Java - Removing the double quotes in XML attribute

2019-03-06 00:56发布

问题:

I have an xml string which I get via a REST call. However, some of the attributes have corrupted values. For example:

<property name="foo" value="Some corrupted String because of "something" like that"/>

How can I replace double-quotes either not preceded by value= or not follown by /> with a single quote and get a valid XML string out of that corrupted one in Java 6?

EDIT:

I have tried to modify this lookahead/lookbehind regex that was used for VisualBasic. But because of the incompatibility of escape characters I guess, I could not create the Java version of it. Here it is:

(?<=^[^""]*""(?>[^""]*""[^""]*"")*[^""]*)"(?! \s+ \w+=|\s* [/?]?" >)|(?<!\w+=)""(?=[^""]*""(?>[^""]*""[^""]*"")*[^""]*$)

回答1:

You can use the following regex:

\s+[\w:.-]+="([^"]*(?:"(?!\s+[\w:.-]+="|\s*(?:\/?|\?)>)[^"]*)*)"

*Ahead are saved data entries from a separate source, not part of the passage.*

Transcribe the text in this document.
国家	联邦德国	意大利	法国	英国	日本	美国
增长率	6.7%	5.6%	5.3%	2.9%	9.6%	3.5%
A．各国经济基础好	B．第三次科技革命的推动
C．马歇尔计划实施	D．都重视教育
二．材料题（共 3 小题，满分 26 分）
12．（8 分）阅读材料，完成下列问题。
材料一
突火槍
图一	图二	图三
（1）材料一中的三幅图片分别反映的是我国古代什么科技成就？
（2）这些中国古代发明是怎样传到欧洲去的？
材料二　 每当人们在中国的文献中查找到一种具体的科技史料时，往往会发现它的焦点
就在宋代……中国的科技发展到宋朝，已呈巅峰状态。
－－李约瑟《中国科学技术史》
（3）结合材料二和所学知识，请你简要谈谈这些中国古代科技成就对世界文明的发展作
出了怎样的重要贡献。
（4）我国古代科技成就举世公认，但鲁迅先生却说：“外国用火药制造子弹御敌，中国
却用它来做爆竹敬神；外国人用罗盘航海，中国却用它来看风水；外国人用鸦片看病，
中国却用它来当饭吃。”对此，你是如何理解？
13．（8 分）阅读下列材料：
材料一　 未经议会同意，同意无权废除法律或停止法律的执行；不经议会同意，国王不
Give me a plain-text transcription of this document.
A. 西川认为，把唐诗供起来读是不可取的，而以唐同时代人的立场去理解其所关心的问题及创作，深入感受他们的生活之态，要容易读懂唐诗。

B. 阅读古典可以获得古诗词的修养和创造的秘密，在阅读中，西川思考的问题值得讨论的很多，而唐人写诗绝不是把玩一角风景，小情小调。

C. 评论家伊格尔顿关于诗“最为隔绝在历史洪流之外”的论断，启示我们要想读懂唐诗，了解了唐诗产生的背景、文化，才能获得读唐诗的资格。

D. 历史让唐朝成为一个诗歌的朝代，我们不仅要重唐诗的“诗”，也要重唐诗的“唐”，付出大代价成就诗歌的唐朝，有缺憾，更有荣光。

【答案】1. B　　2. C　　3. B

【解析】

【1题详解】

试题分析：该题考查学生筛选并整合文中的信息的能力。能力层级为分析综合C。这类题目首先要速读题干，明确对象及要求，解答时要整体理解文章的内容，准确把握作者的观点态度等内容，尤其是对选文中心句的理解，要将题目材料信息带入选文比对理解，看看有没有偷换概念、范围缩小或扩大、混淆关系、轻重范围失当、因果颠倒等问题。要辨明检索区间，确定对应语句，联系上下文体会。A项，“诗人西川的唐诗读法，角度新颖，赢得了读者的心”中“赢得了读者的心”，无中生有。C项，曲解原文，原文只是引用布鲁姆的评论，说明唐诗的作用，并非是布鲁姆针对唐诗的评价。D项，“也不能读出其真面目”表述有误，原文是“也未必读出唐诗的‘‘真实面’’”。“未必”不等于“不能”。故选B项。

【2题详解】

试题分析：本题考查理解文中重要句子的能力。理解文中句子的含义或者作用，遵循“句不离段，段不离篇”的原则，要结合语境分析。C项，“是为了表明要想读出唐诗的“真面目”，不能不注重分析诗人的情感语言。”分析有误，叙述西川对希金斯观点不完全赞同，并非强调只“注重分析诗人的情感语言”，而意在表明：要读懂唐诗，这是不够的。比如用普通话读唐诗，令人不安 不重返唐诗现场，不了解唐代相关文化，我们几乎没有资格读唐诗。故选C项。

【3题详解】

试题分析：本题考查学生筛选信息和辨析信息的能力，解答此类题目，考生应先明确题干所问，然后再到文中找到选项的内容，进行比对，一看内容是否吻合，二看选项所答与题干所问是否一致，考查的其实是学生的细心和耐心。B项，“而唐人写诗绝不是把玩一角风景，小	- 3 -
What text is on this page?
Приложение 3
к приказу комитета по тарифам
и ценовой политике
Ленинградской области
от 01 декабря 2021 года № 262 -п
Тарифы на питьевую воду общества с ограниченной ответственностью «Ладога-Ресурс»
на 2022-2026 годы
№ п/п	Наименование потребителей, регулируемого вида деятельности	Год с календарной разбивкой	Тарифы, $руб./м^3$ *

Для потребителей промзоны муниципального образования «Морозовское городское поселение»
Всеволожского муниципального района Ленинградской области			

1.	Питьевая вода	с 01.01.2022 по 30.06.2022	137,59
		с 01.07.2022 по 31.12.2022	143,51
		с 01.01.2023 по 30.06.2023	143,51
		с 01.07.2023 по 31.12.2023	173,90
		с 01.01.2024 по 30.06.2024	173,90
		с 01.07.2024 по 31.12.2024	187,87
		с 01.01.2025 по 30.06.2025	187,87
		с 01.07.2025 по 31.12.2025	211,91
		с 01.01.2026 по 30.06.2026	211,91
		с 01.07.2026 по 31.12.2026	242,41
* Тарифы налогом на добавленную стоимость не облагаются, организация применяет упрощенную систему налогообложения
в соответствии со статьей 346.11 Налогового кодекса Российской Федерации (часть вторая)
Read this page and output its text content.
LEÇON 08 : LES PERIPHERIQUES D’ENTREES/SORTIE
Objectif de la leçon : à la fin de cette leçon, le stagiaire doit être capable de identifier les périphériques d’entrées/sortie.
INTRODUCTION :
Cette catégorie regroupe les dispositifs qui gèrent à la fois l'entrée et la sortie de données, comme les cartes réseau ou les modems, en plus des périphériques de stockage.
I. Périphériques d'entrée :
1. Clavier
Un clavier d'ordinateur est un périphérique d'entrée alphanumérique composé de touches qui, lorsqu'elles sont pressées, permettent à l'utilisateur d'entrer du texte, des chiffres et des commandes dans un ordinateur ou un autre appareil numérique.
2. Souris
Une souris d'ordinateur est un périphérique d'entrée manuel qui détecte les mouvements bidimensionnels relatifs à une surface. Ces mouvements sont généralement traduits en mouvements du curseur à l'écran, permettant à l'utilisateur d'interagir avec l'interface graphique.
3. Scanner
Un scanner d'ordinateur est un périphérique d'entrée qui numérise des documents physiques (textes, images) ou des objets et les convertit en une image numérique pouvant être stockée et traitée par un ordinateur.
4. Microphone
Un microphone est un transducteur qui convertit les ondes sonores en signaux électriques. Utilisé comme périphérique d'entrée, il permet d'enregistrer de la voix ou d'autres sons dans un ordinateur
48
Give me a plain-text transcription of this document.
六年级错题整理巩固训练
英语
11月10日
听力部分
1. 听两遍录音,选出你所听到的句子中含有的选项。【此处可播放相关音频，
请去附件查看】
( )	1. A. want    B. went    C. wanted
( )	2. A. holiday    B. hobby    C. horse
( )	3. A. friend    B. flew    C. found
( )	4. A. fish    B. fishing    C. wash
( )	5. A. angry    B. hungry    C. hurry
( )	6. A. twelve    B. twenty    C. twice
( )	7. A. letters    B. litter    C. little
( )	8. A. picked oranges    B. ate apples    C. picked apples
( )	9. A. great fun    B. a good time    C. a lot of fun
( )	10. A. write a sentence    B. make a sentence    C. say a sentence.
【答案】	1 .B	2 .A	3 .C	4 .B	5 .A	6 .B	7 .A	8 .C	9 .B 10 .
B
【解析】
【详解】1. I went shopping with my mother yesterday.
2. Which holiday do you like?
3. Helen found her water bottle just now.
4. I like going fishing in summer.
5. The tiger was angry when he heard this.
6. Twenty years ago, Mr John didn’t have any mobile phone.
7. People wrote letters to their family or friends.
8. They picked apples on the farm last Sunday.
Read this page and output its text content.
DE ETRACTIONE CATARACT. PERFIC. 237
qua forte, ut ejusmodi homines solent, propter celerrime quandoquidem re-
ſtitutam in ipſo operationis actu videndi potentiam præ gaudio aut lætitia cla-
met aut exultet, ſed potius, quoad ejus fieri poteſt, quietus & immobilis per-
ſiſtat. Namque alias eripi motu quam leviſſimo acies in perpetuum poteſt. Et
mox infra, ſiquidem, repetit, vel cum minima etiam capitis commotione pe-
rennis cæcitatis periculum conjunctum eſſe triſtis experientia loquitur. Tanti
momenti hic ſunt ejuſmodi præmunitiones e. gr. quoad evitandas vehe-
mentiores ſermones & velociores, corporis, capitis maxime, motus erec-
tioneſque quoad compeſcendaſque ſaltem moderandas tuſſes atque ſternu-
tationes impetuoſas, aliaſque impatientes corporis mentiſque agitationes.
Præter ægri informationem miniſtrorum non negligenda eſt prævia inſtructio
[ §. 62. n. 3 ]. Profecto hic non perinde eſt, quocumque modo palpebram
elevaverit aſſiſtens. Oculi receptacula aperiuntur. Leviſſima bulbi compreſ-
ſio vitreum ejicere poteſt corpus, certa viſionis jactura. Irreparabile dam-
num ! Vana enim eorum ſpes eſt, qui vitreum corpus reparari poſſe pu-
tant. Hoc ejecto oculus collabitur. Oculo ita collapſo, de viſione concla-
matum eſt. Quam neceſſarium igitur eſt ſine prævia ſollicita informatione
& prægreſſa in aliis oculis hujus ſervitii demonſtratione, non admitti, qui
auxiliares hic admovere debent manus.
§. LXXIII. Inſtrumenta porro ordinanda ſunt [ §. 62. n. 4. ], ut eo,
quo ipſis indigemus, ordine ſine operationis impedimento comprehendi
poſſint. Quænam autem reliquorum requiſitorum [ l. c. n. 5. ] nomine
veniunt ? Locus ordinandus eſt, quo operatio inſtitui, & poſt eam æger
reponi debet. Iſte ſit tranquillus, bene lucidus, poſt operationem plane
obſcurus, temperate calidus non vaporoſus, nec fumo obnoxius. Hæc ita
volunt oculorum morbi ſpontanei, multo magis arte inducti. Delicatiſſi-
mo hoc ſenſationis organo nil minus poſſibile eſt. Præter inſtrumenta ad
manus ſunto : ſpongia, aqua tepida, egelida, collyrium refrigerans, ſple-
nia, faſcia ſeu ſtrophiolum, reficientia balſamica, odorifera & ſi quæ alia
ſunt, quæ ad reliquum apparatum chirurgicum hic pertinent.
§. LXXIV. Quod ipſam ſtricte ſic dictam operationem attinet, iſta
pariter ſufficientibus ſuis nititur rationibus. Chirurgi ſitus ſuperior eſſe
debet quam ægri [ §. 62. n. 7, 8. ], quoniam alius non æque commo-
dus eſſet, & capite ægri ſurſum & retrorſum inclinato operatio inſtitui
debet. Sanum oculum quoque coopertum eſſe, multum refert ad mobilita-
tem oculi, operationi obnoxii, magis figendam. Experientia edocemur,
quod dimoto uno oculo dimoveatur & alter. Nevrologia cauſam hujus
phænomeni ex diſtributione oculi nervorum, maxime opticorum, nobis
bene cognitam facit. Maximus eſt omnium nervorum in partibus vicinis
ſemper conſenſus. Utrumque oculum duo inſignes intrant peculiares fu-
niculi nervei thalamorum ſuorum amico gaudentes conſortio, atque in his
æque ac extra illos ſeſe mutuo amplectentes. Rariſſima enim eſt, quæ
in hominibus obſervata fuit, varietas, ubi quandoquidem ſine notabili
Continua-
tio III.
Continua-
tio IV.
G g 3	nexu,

See regex demo. It will match any attribute name/value pair capturing the latter into Group 1 that we can change inside a callback.

Here is a Java code demo:

String s =  "<?xml version=\"1.0\" encoding=\"UTF-8\"?> <resources> <resource> <properties> <property name=\"name\" value=\"retrieveFoo\"/>\n<property name=\"foo\" value=\"Some corrupted String because of \"something\" like that\"/>";
StringBuffer result = new StringBuffer();
Matcher m = Pattern.compile("(\\s+[\\w:.-]+=\")([^\"]*(?:\"(?!\\s+[\\w:.-]+=\"|\\s*(?:/?|\\?)>)[^\"]*)*)\"").matcher(s);
while (m.find()) {
    m.appendReplacement(result, m.group(1) + m.group(2).replace("\"", "&quot;") + "\"");
}
m.appendTail(result);
System.out.println(result.toString());

Output:

<?xml version="1.0" encoding="UTF-8"?> <resources> <resource> <properties> <property name="name" value="retrieveFoo"/> <property name="foo" value="Some corrupted String because of &quot;something&quot; like that"/>